Today, we think it is self-evident that the less the capitalist has to pay for this labour, that is, less wages, the more he can take for himself. This brings us very close to one of the reasons why racial minorities are segregated and humiliated and held down to a status of second-class citizenship. To put it bluntly, by forcing racial minorities into submissive patterns of behaviour the ruling class supplies itself with a cheap, unresisting workforce. This is one way the capitalists benefit from race prejudice and race discrimination. But there is another, more subtle way. We have shown that labour's product is divided between the wages paid to the workers and the surplus value taken by the capitalists. The capitalists, either because they are forced by competitive compulsions, or out of sheer profit hunger, constantly try in one way or another to increase their share. Contrarily, the workers resist and strive to maintain their living standards, and even improve them. Here we can see the focal point of the class struggle that rages in modern society. Socialists hold that this struggle is irrepressible and irreconcilable. It can be ended only when the workers, male and female, black, brown and white, skilled and unskilled unite as a class to put an end to capitalist exploitation. The point is this -- race prejudice is one of the most insidious, and effective devices ever invented to keep the workers divided and fighting each other. it is in the capitalists' interests to prevent the working class from uniting, instead of forming a solid front against their exploiters. 

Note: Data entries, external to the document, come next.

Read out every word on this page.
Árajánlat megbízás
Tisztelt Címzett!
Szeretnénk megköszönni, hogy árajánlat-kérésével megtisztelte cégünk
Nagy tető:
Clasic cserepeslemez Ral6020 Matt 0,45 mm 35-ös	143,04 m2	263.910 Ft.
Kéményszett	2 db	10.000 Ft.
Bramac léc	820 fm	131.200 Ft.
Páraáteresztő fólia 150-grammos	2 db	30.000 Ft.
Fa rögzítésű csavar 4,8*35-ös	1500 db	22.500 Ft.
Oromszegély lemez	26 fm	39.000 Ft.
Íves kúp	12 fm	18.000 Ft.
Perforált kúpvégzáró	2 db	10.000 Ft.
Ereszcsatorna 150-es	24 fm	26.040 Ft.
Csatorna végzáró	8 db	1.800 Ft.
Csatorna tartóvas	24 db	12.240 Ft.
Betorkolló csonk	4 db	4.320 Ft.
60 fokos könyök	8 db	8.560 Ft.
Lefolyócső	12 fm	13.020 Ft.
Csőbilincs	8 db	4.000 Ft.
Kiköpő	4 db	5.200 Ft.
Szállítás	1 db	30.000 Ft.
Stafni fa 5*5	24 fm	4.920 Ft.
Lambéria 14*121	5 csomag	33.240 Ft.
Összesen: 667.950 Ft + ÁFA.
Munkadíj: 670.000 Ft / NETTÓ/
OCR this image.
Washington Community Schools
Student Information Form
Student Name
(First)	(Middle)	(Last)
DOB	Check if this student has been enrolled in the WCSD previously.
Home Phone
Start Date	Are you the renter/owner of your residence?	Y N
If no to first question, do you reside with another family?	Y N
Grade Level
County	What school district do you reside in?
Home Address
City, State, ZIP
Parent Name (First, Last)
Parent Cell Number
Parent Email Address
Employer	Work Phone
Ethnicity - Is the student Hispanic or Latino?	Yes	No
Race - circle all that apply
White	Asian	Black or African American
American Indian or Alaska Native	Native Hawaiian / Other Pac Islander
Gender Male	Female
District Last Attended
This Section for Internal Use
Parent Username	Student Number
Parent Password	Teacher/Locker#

Another factor to be noted is the competitive nature of capitalism. And it isn't just the capitalists who are competing against each other; the workers also are cast in the role of competitors. They must compete for jobs. Now, then, the fewer the number of workers competing for the jobs, the better chance each person has. And one way to keep the competition down is just to keep minorities who are easily identified by the colour of their skins, out of the labour market. Of course, there has got to be some justification for such discrimination. So we find it in the myths that circulate about races. These myths and libels are not looked at too carefully. They are believed when it serves one's material interests to believe them. And so the working class is kept divided, the capitalist class remains in the saddle -- and the outmoded capitalist system keeps all of society in turmoil and conflict, postponing the day of international peace and social harmony. 

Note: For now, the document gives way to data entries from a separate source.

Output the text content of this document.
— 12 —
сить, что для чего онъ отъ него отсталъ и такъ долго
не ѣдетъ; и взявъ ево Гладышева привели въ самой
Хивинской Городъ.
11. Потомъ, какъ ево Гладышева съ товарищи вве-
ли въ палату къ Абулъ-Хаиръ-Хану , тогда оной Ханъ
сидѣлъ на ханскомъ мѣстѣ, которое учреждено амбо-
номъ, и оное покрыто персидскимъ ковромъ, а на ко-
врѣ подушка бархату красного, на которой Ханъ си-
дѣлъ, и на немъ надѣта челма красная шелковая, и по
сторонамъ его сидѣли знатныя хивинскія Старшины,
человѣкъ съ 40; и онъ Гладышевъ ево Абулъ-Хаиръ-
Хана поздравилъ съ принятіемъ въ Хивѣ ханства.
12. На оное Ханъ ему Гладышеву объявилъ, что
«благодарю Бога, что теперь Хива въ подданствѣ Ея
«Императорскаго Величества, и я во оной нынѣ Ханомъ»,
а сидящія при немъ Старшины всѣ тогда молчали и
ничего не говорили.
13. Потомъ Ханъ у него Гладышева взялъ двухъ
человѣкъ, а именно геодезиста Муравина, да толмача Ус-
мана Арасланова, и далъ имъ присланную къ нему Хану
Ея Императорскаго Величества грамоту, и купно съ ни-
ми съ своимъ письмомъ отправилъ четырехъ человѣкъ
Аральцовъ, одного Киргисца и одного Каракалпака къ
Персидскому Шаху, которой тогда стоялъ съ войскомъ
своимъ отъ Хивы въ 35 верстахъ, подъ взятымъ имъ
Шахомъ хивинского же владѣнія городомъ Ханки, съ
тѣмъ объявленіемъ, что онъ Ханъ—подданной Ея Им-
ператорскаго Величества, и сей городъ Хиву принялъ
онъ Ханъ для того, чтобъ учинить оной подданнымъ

What is the answer? How are men and women to win fulfillment of their dream of a cooperative commonwealth? How can we purge our minds of prejudice, to understand that the colour has no more real significance than whether someone is tall or short, fat or thin, or blonde or brunette? There is but one way. That is to remove the capitalist cause of race prejudice, and to lay a sound economic foundation for fraternity. The Socialist Party says that we must outlaw private ownership of the land and industries. We must make the means of social production the property of all the people socially. Then, instead of producing things for sale and profit, we will carry on production to satisfy human needs. In short, we replace the competition and strife of capitalism with the cooperation and collective interests of socialism which shall cause the factories and fields to yield an abundance without arduous toil. With socialism, drudgery, poverty and social misery will be banished forever. 

To establish socialism, the workers of the world must organise non-violently and politically to demand at the ballot box that all the means of life become the collective property of society.